As for Riddell, he works in the great tradition of black-and-white illustrators: Tenniel, Rackham, Heath Robinson, Beardsley, E. H. Shepherd, Searle. Looking further back, Riddell cites Dürer, Rembrandt and Goya as influences. Not to be outdone, Stewart mentions that he likes the Chapman Brothers.

Like couples who have long been married, Stewart and Riddell have a joint memory bank. They finish sentences, defer on facts, and know what the other will have to drink. They met eighteen years ago, at the nursery school gates. “Our sons were two.” They were introduced by presumptuous mutual friends who said to their wives, “Your husbands do the same sort of thing. Why don’t they get together?”

Stewart invited Riddell to breakfast. “Was it breakfast?” “At first, yeah...” “I thought it was a morning coffee or something...” “And I left a sprinkling of books out....” “He had one on every stair. What a big head.” Then they ran into each other at a publishing party in London. Riddell recalls the meeting: “Our eyes met across a crowded room. It was one of those moments...” “I had met various illustrators, but not mentioning any names, they weren’t any good, and then I met Chris...” “Well, the point is: we met each other.” They took the train back to Brighton together and eighteen years, and two million UK copies later, here they are. They now live on the same street.

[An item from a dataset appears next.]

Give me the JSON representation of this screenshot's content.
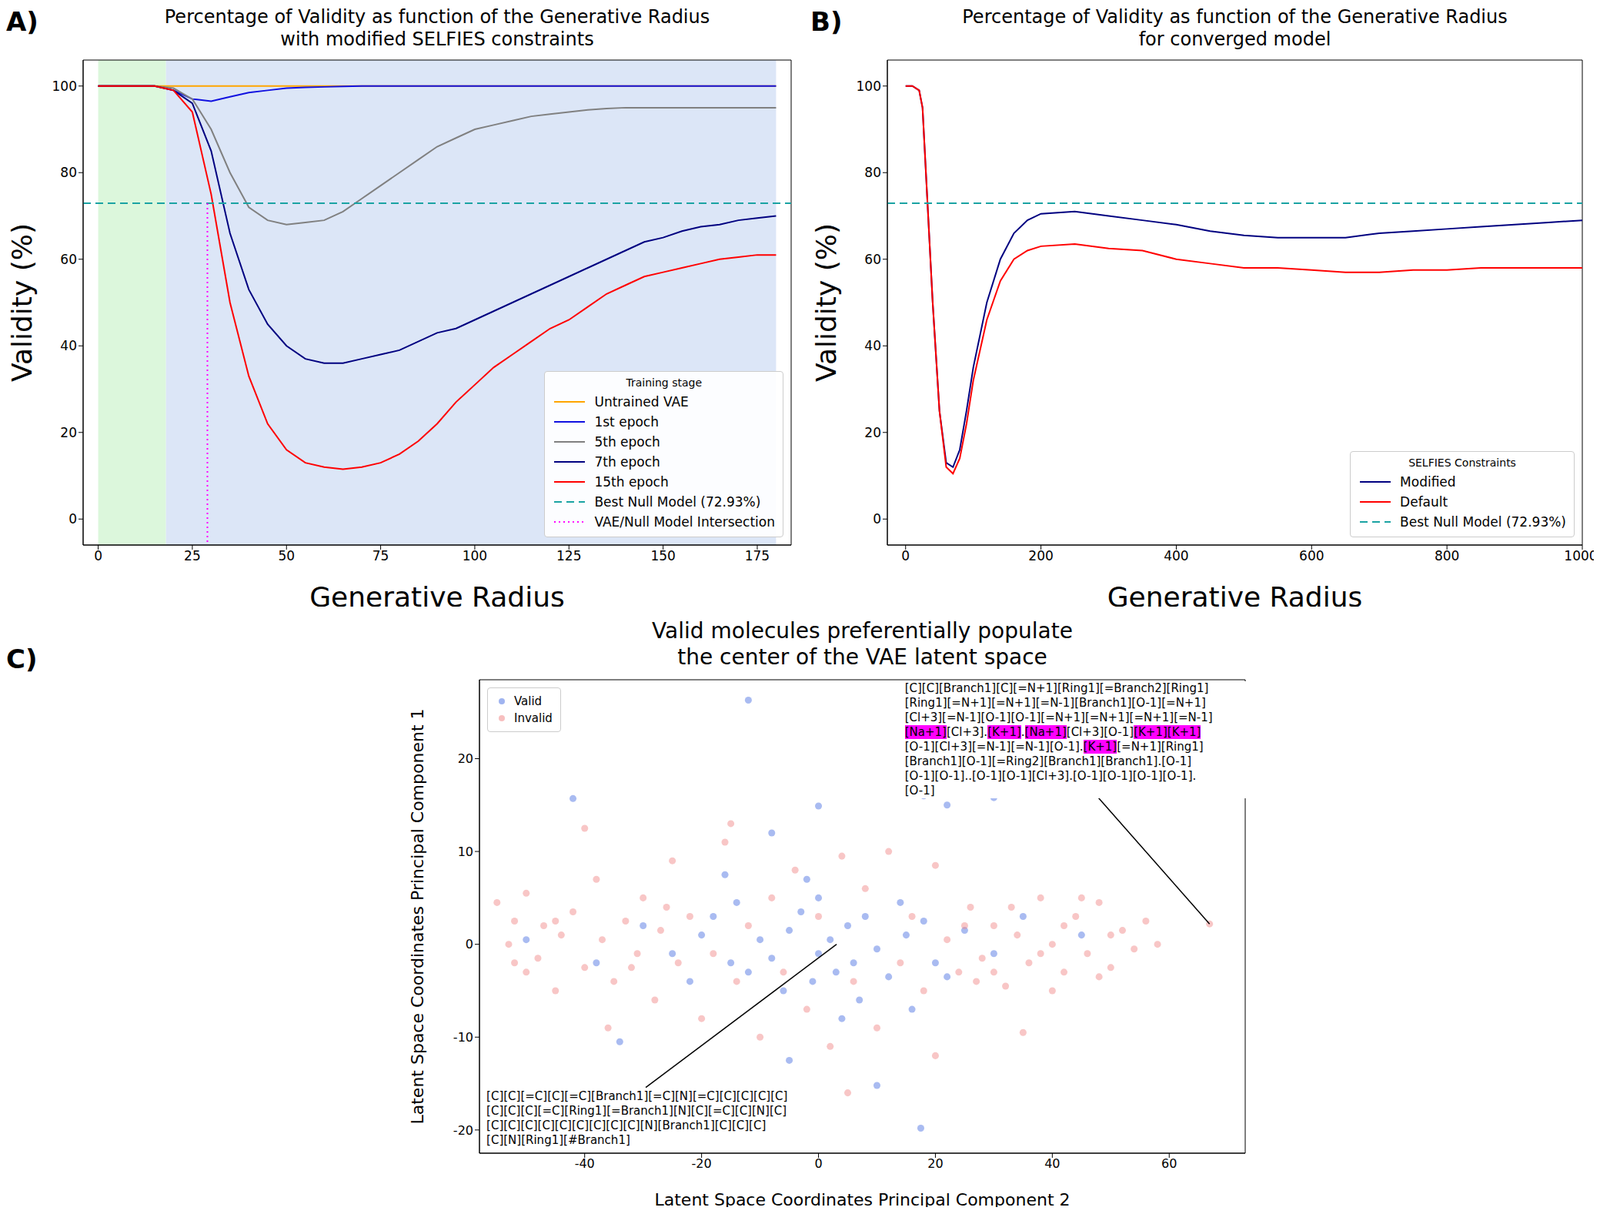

After nearly two decades of The Edge, which ended with a cliff-hanger - literally, our heroes are dropped off the edge into the unknown - they are struggling to let go. The adventure continues in weekly chapter installments on their blog Weird New Worlds. “Basically it’s therapy,” Riddell confesses, “treating our withdrawal symptoms. We can’t just go cold turkey.” Now they are working on a series of books about “pioneer America with dragons.” There is strictly no map.

The last fifteen years have been a golden age of children’s literature: Harry Potter, Northern Lights, Lemony Snickett, The Edge. I ask who they think will last the course. “Pullman will be read in 100 years time, I think perhaps Harry Potter won’t. It is too much of its time. A bit like Enid Blyton. Rowling will be seen as this extraordinary phenomenon, but people will see her influences more clearly. Someone like Philip Pullman is an original.” And as for The Edge? Riddell weighs in: “I’d like to think that as far as The Edge is concerned, it will be a little footnote and people will say ‘What were they doing?”

Publishers thought that The Edge could not be done. Books for the over sevens just weren’t illustrated, and Stewart and Riddell wanted to produce illustrated books for readers aged seven to twelve. The gamble paid off. The books sell in the US, Germany, Japan, Portugal, Brazil, Serbia, Montenegro, Lithuania. “In terms of translation rights,” Stewart wryly observes, “the breakup of Eastern Europe was extremely good for us.” Their publishers also said that the series would never appeal to girls. “We are so glad to have met you,” Stewart says as they leave, “so glad you are a girl.” And, as I watch them walk off into the sunset, clutching my Deepwoods, I do feel like a girl, aged about nine. That’s the power of great children’s literature – you never really outgrow it.